Besonders das Baltikum, Rümänien und Slowakei haben es mir angetan. Griechenland und Bulgarien sowei Slowenien und Moldavien stehen noch aus. Albanien und Serbien müssen es derzeit und in mittelfristiger Zukunft nicht gerade sein...
Es ist wie eine Zeitreise in ein Vorkriegsdeutschland. Gerade in Rumänien habe ich oft die Vorstellung, das es genau so auch einmal bei uns ausgesehen hat. Wasserleitung via Pumpe vor dem Haus an der Straße, Bettlaken zum Bleichen auf dem Rasen, Teppiche ausklopfen, Betten zum Lüften aus dem Fenster hängen.
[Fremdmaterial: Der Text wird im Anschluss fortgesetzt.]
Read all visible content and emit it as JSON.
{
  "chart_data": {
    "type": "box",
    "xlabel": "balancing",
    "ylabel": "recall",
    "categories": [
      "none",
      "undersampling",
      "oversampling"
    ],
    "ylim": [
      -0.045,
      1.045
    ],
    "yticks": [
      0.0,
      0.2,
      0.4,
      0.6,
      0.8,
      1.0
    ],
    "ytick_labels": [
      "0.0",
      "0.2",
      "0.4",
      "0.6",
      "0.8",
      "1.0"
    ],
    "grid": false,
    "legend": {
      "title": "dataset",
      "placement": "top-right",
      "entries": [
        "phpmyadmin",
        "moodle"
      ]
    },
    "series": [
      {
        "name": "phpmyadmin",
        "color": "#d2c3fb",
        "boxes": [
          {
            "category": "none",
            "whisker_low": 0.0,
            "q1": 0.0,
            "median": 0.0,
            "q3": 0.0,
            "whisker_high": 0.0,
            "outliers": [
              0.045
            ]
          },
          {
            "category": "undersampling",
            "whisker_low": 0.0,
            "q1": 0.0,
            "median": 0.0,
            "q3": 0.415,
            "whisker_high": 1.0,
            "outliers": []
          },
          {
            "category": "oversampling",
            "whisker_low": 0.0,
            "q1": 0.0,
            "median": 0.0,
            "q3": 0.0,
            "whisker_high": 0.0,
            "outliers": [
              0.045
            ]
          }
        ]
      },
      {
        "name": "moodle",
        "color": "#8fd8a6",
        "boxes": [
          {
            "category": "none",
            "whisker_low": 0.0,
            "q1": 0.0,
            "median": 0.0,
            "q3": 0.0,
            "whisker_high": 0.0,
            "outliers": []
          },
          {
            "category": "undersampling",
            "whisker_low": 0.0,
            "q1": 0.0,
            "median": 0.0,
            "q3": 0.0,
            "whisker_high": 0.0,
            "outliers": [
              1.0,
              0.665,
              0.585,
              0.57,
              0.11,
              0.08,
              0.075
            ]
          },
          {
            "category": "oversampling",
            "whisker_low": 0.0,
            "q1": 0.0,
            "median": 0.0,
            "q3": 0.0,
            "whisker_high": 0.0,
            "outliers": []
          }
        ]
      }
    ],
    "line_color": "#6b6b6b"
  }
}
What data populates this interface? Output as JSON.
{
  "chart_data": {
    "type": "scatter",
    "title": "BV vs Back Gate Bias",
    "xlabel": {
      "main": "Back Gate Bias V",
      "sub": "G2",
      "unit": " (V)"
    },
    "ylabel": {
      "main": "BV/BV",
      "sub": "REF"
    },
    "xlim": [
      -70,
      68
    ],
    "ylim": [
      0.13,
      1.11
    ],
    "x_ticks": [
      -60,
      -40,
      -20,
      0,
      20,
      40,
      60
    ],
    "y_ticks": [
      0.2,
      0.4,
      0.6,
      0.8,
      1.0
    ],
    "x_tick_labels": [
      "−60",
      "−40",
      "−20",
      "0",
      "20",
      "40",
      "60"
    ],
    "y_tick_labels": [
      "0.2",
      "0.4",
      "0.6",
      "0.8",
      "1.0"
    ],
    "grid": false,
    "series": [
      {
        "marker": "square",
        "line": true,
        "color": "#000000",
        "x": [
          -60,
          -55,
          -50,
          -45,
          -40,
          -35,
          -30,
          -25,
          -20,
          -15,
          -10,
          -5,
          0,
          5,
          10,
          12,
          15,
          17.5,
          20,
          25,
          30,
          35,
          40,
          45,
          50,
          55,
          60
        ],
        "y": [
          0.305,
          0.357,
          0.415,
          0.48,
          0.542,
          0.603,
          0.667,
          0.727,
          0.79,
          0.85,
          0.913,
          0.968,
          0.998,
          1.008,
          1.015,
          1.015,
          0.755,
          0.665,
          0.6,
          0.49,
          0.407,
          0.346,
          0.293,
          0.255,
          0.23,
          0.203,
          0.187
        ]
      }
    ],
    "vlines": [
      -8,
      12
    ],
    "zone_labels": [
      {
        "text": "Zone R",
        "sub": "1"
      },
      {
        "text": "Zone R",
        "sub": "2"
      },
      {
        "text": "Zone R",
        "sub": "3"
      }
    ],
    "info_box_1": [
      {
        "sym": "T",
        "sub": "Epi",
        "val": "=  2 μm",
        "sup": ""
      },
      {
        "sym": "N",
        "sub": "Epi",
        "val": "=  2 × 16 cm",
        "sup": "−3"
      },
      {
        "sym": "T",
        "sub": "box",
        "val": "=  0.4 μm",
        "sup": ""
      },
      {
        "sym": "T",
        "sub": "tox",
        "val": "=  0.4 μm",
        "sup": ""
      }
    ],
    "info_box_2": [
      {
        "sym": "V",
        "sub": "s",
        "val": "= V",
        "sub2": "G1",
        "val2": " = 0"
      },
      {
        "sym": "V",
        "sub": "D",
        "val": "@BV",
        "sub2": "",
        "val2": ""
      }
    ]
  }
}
Überall noch Menschen mit Sensen, Pferdefuhrwerken, Bauern, die noch ohne Hightech Heumieten aufschichten oder Mähen. Kühe, die von alten Frauen per Hand gemolken werden.
Die menschen dort mögen Arm sein und sich nach den “Segnungen” des Westens sehnen, aber irgendwann werden Sie diesen mageren, aber unvergesslichen Zeiten, genauso nachtrauern, wie ich es tue. Wir sind dort mit unserem alten 58jährigen Peugeot gereist. Er war die viel bessere Alternative als der einschüchternde Land Rover mit all seinem Getüdel. Es passte einfach wunderbar und wurde an den Grenzübergängen mit Probefahrten und fachsimpeleien anstelle von Abzocke und Durchsuchen belohnt. Es war wunderbar, mit dem Oldtimer einfach abends auf irgendeine Weide zu klötern, das Zelt aufzubauen und zu sein. Das werden wir sicher noch oft machen. Leider nun ohne den guten alten Peugeot, aber per Motorrad lässt sich das Ganze ja auch genießen. Hoffentlich noch recht oft!